Using computer climate modeling and analyzing data from weather stations throughout the U.K., researchers with the World Weather Attribution initiative determined that "the likelihood of observing such an event in a 1.2°C cooler world is extremely low, and statistically impossible in two out of the three analyzed stations."

"We would not have had last week's temperatures without climate change, that's for sure," Friederike Otto of Imperial College London, who heads the World Weather Attribution group, told the BBC.
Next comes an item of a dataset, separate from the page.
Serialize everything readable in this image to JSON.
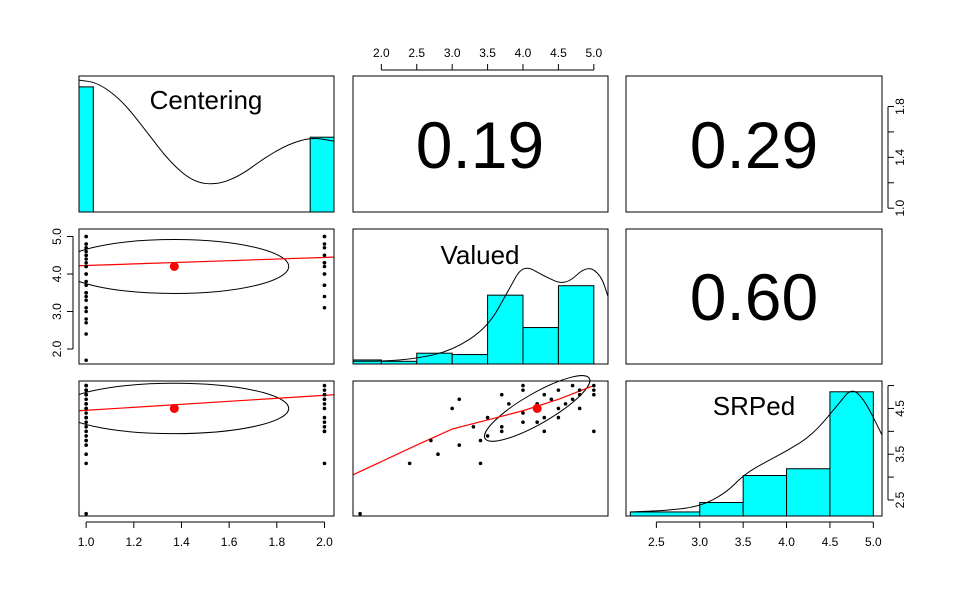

A thermometer is used to illustrate the temperature at Trafalgar Square in London on July 19.
A thermometer is used to illustrate the temperature at Trafalgar Square in London on July 19. (Kristian Buus/In Pictures via Getty Images)

The same group of scientists made a similar determination following the 2021 heat wave in the Pacific Northwest, in which temperatures climbed 30°F above normal, killing hundreds of people and more than 1 billion sea creatures.

Royal Dutch Meteorological Institute scientist Sjoukje Philip noted that the heat dome that gripped much of Oregon, Washington and British Columbia "would have been virtually impossible without human-induced climate change.”

As temperatures continue to rise due to excess greenhouse gas emissions, so will the number of extreme heat waves, experts have determined.

“Climate change is clearly increasing the severity and frequency of unprecedented extreme heat events globally,” Daniel Swain, climate scientist at the University of California, Los Angeles, told Yahoo News last year. “That’s also specifically true in individual regions.”

The Pacific Northwest is once again in the throes of a heat wave. Though less severe than the unprecedented 2021 event, it has lasted longer, baking the region in triple-digit heat since Monday. Initial reports from the state medical officer in Oregon, where temperatures in cities like Medford hit a record-breaking 111°F for that day, are that at least four people have died of heat-related causes so far.

As noted in Thursday's World Weather Attribution report, assessing the final death toll from a heat wave takes time.

"Heat waves during the height of summer pose a substantial risk to human health and are potentially lethal. This risk is aggravated by climate change, but also by other factors such as an aging population, urbanization, changing social structures, and levels of preparedness," the report stated. "The full impact is only known after a few weeks when the mortality figures have been analyzed."